- Symptoms: The sclera can be seen above the cornea, and further upgaze increases the distance between the eyelids and irises.
- Causes: Upper dorsal midbrain supranuclear lesions such as Parinaud's syndrome, 'top of the basilar syndrome', midbrain infarction, neurodegeneration or tumour, multiple sclerosis, encephalitis, and Miller-Fisher syndrome. Damage to the posterior commissure levator inhibitory fibres which originate in the M-group of neurons.
- Differential diagnosis: Midbrain lesion

= Collier's sign =

Eyelid retraction, indicating a midbrain lesion

Collier's sign (also known as Collier's tucked lid sign or posterior fossa stare) is bilateral or unilateral eyelid retraction.

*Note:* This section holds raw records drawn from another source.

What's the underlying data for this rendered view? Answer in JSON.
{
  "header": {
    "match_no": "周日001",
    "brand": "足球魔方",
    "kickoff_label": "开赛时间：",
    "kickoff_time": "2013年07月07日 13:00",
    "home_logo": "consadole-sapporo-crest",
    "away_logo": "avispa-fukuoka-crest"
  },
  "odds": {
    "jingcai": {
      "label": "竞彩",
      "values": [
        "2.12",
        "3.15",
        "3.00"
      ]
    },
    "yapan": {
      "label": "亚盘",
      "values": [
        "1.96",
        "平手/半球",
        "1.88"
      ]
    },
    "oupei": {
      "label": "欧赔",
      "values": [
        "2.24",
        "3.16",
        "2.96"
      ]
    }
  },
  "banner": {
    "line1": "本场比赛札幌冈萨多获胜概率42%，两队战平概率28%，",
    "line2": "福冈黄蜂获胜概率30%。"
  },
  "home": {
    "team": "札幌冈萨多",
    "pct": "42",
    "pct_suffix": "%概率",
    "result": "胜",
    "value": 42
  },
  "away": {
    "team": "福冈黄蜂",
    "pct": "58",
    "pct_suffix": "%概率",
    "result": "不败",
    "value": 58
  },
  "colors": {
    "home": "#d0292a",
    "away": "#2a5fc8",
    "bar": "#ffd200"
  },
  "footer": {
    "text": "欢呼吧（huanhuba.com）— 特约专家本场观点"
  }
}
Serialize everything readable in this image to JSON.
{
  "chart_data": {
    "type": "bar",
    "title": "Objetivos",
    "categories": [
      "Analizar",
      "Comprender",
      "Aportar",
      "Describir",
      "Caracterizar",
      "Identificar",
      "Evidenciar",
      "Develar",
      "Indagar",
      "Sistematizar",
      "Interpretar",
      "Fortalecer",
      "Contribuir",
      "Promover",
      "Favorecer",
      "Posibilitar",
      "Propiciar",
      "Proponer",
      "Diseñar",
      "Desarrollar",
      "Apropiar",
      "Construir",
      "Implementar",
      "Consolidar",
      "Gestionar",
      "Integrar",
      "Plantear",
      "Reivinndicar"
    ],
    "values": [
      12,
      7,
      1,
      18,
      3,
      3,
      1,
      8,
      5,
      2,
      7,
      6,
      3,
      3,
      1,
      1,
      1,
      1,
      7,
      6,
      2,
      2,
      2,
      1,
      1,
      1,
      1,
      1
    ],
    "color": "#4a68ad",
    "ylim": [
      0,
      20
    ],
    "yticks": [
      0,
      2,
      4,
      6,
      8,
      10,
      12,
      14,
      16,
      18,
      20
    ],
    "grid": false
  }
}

It is an accepted medical sign of a midbrain lesion, first described in 1927 by J Collier. With the eyes in the primary position, the sclera can be seen above the cornea, and further upgaze increases the distance between the eyelids and irises. Causes include upper dorsal midbrain supranuclear lesions such as Parinaud's syndrome, 'top of the basilar syndrome', midbrain infarction, neurodegeneration or tumour, multiple sclerosis, encephalitis, and Miller-Fisher syndrome. The cause is thought to be damage to the posterior commissure levator inhibitory fibres which originate in the M-group of neurons.